For the same reason, Jhochhen lane, in the old Palast and Temple area by Durbar Square, became known as Freak Street. The hippie contingent liked to congregate on its worn paving slabs, but many of the ancient temples they would have known in the vicinity collapsed in the April 25 quake.

Cannabis was made illegal in the mid-1970s, but its use was tolerated and the hippies kept coming. “The hippies didn’t get arrested for hanging around smoking joints on the temple steps,” Jim Goodman, who spent a decade around the Kathmandu Valley from 1977, tells TIME. “Smoking was part of Nepali culture and they were pretty lenient about it.”

Goodman, a 67-year-old Ohio native, describes his time in the ancient Newar city of Bhaktapur, just 8 miles (13 km) outside Kathmandu, and where at least 270 people were killed in the most recent quake, as like “living in medieval Europe in the 13th century.” (Dramatic footage shows tourists at this UNESCO World Heritage site as it crumbled.)

“I used to wake up around 7 a.m. to the sound of birds at the window, distant temple bells and giggling girls at the water tap by my house,” says Goodman. “I’ve never woken to a nicer sound in my life.”

According to Goodman, who made and sold traditional textiles and wrote books (he has written five about Nepal), there were very few tourists at this time and electricity only reached villages just outside the capital by the mid-1980s.

“It was a pretty laid-back place, as you didn’t need much money — I could get by on a dollar or two a day — and it was an interesting city,” he says. “Eight-year-old girls would be carrying around their little brothers on their backs and have the keys to the house while their families worked in the fields.”

Witness the Aftermath of Nepal's Devastating Earthquake

Those halcyon days began to fade towards the end of the 1980s. The government made visas harder to obtain, and many long-term expatriates, like Goodman, were strong-armed into departing. The Iranian Revolution and civil war in Lebanon made the old overland route to Nepal far more difficult. New arrivals had to come by air, and thus needed deeper pockets. Later, Nepal’s own civil war, which raged from 1996 to 2006, deterred many visitors.

Kathmandu also began to modernize.
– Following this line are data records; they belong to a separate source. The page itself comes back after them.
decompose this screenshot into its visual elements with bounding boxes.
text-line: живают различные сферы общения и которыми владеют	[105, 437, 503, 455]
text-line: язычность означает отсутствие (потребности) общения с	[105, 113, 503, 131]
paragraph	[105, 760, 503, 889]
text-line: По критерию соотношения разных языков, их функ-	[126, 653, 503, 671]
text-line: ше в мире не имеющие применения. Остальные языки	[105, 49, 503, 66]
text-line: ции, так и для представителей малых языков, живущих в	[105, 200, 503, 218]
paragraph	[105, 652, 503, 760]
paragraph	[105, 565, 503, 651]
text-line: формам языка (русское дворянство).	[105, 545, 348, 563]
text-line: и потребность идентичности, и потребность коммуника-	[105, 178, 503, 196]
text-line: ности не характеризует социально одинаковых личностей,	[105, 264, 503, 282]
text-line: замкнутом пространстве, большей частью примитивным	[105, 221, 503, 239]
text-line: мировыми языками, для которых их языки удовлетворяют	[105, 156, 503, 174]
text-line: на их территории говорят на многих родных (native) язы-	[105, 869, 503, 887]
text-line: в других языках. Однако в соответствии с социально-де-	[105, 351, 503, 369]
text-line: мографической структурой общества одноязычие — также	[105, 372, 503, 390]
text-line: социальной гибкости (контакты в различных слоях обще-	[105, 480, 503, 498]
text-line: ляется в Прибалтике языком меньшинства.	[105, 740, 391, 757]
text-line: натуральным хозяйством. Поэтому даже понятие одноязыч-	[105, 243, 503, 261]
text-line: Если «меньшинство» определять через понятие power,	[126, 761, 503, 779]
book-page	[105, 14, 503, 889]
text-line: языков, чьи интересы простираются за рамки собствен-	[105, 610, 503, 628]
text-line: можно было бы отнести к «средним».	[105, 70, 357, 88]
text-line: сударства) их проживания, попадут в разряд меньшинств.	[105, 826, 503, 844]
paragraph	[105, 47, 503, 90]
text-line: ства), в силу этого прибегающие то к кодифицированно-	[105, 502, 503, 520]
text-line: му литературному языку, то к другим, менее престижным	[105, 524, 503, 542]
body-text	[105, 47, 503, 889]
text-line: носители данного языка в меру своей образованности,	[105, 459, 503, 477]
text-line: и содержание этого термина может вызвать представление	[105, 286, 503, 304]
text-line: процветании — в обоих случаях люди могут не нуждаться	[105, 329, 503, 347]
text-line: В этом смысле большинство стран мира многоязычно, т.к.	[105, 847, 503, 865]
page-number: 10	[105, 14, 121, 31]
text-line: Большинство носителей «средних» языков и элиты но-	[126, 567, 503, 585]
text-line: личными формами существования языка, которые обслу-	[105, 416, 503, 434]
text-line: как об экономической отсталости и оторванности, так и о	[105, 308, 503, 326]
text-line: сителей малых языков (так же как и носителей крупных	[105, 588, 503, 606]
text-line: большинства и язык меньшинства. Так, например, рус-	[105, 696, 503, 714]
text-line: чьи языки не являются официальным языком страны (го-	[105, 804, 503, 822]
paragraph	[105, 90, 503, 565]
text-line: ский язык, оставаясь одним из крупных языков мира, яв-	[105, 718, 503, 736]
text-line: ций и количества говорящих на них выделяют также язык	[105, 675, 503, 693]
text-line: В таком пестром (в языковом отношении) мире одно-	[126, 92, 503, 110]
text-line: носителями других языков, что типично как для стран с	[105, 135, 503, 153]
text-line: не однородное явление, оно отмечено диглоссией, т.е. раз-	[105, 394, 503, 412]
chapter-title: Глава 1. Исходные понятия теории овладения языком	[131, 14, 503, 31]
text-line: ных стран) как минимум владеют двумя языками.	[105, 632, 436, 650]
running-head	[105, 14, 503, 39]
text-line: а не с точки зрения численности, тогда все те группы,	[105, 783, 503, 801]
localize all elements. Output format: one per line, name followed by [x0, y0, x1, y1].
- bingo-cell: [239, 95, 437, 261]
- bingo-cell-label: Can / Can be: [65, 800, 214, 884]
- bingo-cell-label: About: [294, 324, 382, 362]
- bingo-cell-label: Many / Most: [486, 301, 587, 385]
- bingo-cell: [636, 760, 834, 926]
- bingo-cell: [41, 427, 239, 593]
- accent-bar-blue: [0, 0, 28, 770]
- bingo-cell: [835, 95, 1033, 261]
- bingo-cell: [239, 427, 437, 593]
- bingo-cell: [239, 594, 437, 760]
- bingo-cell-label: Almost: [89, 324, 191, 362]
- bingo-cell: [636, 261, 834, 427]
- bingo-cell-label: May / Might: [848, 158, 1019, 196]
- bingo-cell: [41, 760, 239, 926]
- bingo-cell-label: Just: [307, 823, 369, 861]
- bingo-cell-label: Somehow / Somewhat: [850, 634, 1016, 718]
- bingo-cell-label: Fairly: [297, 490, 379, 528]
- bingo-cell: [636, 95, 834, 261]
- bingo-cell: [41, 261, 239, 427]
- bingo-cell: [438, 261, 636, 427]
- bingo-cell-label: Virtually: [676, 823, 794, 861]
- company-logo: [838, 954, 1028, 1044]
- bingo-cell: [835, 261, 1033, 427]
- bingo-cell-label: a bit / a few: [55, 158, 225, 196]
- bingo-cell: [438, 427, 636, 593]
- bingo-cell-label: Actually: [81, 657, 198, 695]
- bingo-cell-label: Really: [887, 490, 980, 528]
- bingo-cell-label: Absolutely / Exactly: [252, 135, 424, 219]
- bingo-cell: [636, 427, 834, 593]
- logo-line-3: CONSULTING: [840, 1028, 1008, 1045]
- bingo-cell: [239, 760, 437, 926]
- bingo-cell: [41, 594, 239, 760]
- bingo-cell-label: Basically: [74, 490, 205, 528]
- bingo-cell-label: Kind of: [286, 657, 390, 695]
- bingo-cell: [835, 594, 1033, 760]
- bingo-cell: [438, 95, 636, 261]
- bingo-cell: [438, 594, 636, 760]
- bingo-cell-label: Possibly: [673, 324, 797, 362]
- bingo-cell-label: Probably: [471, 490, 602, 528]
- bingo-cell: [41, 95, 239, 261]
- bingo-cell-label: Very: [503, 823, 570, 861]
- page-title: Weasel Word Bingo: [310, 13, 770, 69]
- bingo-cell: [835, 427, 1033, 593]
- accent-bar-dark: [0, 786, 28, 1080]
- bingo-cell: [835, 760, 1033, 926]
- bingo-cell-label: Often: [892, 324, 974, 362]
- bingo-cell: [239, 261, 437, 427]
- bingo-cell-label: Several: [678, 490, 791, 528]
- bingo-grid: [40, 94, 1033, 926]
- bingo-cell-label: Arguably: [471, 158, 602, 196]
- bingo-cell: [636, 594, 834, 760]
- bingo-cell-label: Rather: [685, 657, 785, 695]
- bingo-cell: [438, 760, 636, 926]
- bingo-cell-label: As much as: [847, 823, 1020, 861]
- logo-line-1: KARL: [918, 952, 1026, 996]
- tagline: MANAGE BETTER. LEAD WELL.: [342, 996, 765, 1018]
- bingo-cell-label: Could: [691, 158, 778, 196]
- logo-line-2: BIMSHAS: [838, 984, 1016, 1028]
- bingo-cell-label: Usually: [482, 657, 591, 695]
Large swaths of farmland were converted into sooty industrial estates, with the resultant smog hanging low in the valley, obscuring the once fabulous view of the mountains.

Today, income inequality has soared and land values within the Kathmandu ring road rival those of New York City, according to Giambrone, who now runs the city’s Indigo Art Gallery. The flophouses of yore have migrated from Freak Street to the tourist-friendly Thamel region and morphed into high-end hotels, with Berghaus-attired European families replacing wastrels in kaftans and bell-bottoms. While the trickle down of tourist dollars has helped some, particularly the Sherpas, “marginalized groups who are not in the trekking areas do not receive any of the benefits,” says Giambrone.

Modernization was already contributing to the degradation of traditional architecture, with historic houses and gardens being turned into modern concrete buildings. This trend will only accelerate after the quake. Giambrone has been watching with trepidation as bulldozers and cranes lurch through the rubble, damaging fixtures like intricately carved doors and wooden balconies and who knows what hidden artifacts.

“Construction people are moving idols, but why are they moving them? Where are they moving them to?” asks Giambrone. “There is so much around now in the rubble that people can just pick up and carry them off.”

And once all the rubble has been cleared (or looted), there seems almost no chance that the traditional but vulnerable red brick and timber structures will return. The old city will be rebuilt in reinforced concrete and hippie Kathmandu will become merely a memory. The Kathmandu of an even earlier era may not return either.

“The government of Nepal and UNESCO does not have enough funding to pay for the reconstruction of the heritage sites,” says UNESCO’s Manhart. There will be money, however, for new roads and tower blocks.